ZIMBABWE urgently needs US$84.9 million to support its National Covid-19 response for the immediate public health crisis and knock-on impacts of the global pandemic on vulnerable people.

This is in addition to US$715 million appeal for the 2020 Humanitarian Response Plan (HRP) launched on April 2.

The figure is part of a US$6.7 billion appeal that was launched on May 7 by the United Nations and partners in an updated Global Humanitarian Response Plan (GHRP) in New York to protect millions of lives and stem the spread of coronavirus in fragile countries.

Launching the updated GHRP, UN Humanitarian Chief, Mark Lowcock called for swift and determined action to avoid the most destabilizing effects of the COVID-19 pandemic.

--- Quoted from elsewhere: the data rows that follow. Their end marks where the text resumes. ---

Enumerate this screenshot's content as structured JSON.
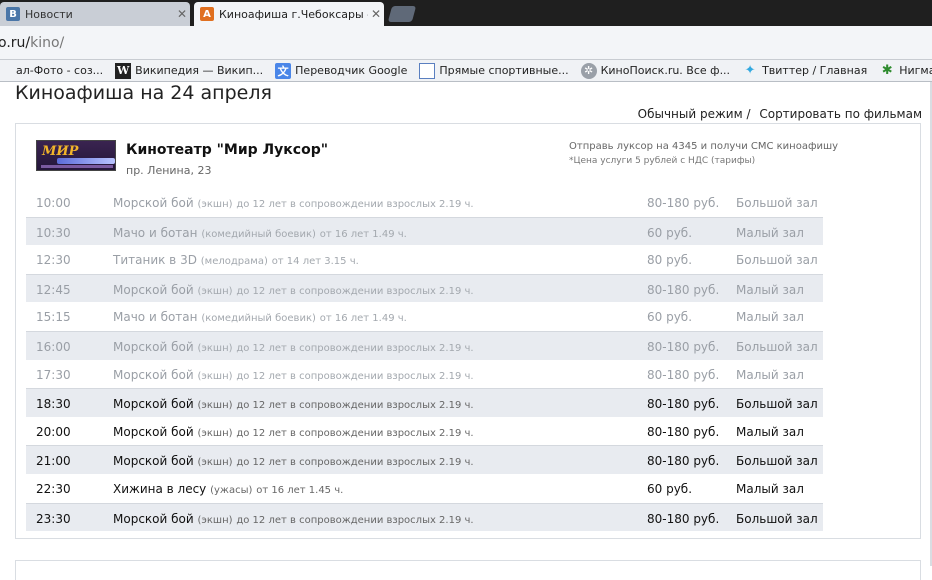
{
  "browser": {
    "tabs": [
      {
        "title": "Новости",
        "icon": "vk-icon",
        "icon_color": "#4a76a8",
        "active": false
      },
      {
        "title": "Киноафиша г.Чебоксары - р",
        "icon": "afisha-icon",
        "icon_color": "#e07020",
        "active": true
      }
    ],
    "url_host": "o.ru/",
    "url_path": "kino/",
    "bookmarks": [
      {
        "label": "ал-Фото - coз...",
        "icon": "photo-icon"
      },
      {
        "label": "Википедия — Викип...",
        "icon": "wikipedia-icon"
      },
      {
        "label": "Переводчик Google",
        "icon": "google-translate-icon"
      },
      {
        "label": "Прямые спортивные...",
        "icon": "page-icon"
      },
      {
        "label": "КиноПоиск.ru. Все ф...",
        "icon": "film-reel-icon"
      },
      {
        "label": "Твиттер / Главная",
        "icon": "twitter-icon"
      },
      {
        "label": "Нигма - интеллекту...",
        "icon": "nigma-icon"
      }
    ]
  },
  "page": {
    "heading": "Киноафиша на 24 апреля",
    "modes": {
      "normal": "Обычный режим",
      "separator": "/",
      "sort_by_film": "Сортировать по фильмам"
    },
    "cinema": {
      "name": "Кинотеатр \"Мир Луксор\"",
      "address": "пр. Ленина, 23",
      "logo_text": "МИР",
      "sms_text": "Отправь луксор на 4345 и получи СМС киноафишу",
      "sms_note": "*Цена услуги 5 рублей с НДС (тарифы)"
    },
    "sessions": [
      {
        "time": "10:00",
        "film": "Морской бой",
        "genre": "(экшн)",
        "age": "до 12 лет в сопровождении взрослых 2.19 ч.",
        "price": "80-180 руб.",
        "hall": "Большой зал",
        "past": true
      },
      {
        "time": "10:30",
        "film": "Мачо и ботан",
        "genre": "(комедийный боевик)",
        "age": "от 16 лет 1.49 ч.",
        "price": "60 руб.",
        "hall": "Малый зал",
        "past": true
      },
      {
        "time": "12:30",
        "film": "Титаник в 3D",
        "genre": "(мелодрама)",
        "age": "от 14 лет 3.15 ч.",
        "price": "80 руб.",
        "hall": "Большой зал",
        "past": true
      },
      {
        "time": "12:45",
        "film": "Морской бой",
        "genre": "(экшн)",
        "age": "до 12 лет в сопровождении взрослых 2.19 ч.",
        "price": "80-180 руб.",
        "hall": "Малый зал",
        "past": true
      },
      {
        "time": "15:15",
        "film": "Мачо и ботан",
        "genre": "(комедийный боевик)",
        "age": "от 16 лет 1.49 ч.",
        "price": "60 руб.",
        "hall": "Малый зал",
        "past": true
      },
      {
        "time": "16:00",
        "film": "Морской бой",
        "genre": "(экшн)",
        "age": "до 12 лет в сопровождении взрослых 2.19 ч.",
        "price": "80-180 руб.",
        "hall": "Большой зал",
        "past": true
      },
      {
        "time": "17:30",
        "film": "Морской бой",
        "genre": "(экшн)",
        "age": "до 12 лет в сопровождении взрослых 2.19 ч.",
        "price": "80-180 руб.",
        "hall": "Малый зал",
        "past": true
      },
      {
        "time": "18:30",
        "film": "Морской бой",
        "genre": "(экшн)",
        "age": "до 12 лет в сопровождении взрослых 2.19 ч.",
        "price": "80-180 руб.",
        "hall": "Большой зал",
        "past": false
      },
      {
        "time": "20:00",
        "film": "Морской бой",
        "genre": "(экшн)",
        "age": "до 12 лет в сопровождении взрослых 2.19 ч.",
        "price": "80-180 руб.",
        "hall": "Малый зал",
        "past": false
      },
      {
        "time": "21:00",
        "film": "Морской бой",
        "genre": "(экшн)",
        "age": "до 12 лет в сопровождении взрослых 2.19 ч.",
        "price": "80-180 руб.",
        "hall": "Большой зал",
        "past": false
      },
      {
        "time": "22:30",
        "film": "Хижина в лесу",
        "genre": "(ужасы)",
        "age": "от 16 лет 1.45 ч.",
        "price": "60 руб.",
        "hall": "Малый зал",
        "past": false
      },
      {
        "time": "23:30",
        "film": "Морской бой",
        "genre": "(экшн)",
        "age": "до 12 лет в сопровождении взрослых 2.19 ч.",
        "price": "80-180 руб.",
        "hall": "Большой зал",
        "past": false
      }
    ]
  }
}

The revised GHRP includes nine additional vulnerable countries: Benin, Djibouti, Liberia, Mozambique, Pakistan, the Philippines, Sierra Leone, Togo and Zimbabwe, and programmes to respond to the growth in food insecurity.

UN Resident Coordinator in Zimbabwe Maria Ribeiro said, “this additional appeal is part of the GHRP which will contribute to Zimbabwe’s national response  on COVID-19, particularly addressing the most vulnerable, including children, the elderly, women, people with disabilities, people living with HIV, refugees, migrants, and those affected by drought and food insecurity.”

The COVID-19 addendum to the HRP seeks to mobilize emergency funding for UN agencies and NGOs to provide support to public health emergency response to contain the spread of the COVID-19, through health programming, risk communication and community engagement, infection control and prevention, and provision of water supply and increased hygiene and sanitation intervention.

Expressing her appreciation for the strong partnership with Government, donors, development and humanitarian partners, Ribeiro called on all humanitarian and development partners to redouble efforts to ensure timely and adequate response in order to mitigate the triple crisis of socio-economic challenge, drought and COVID 19 in Zimbabwe.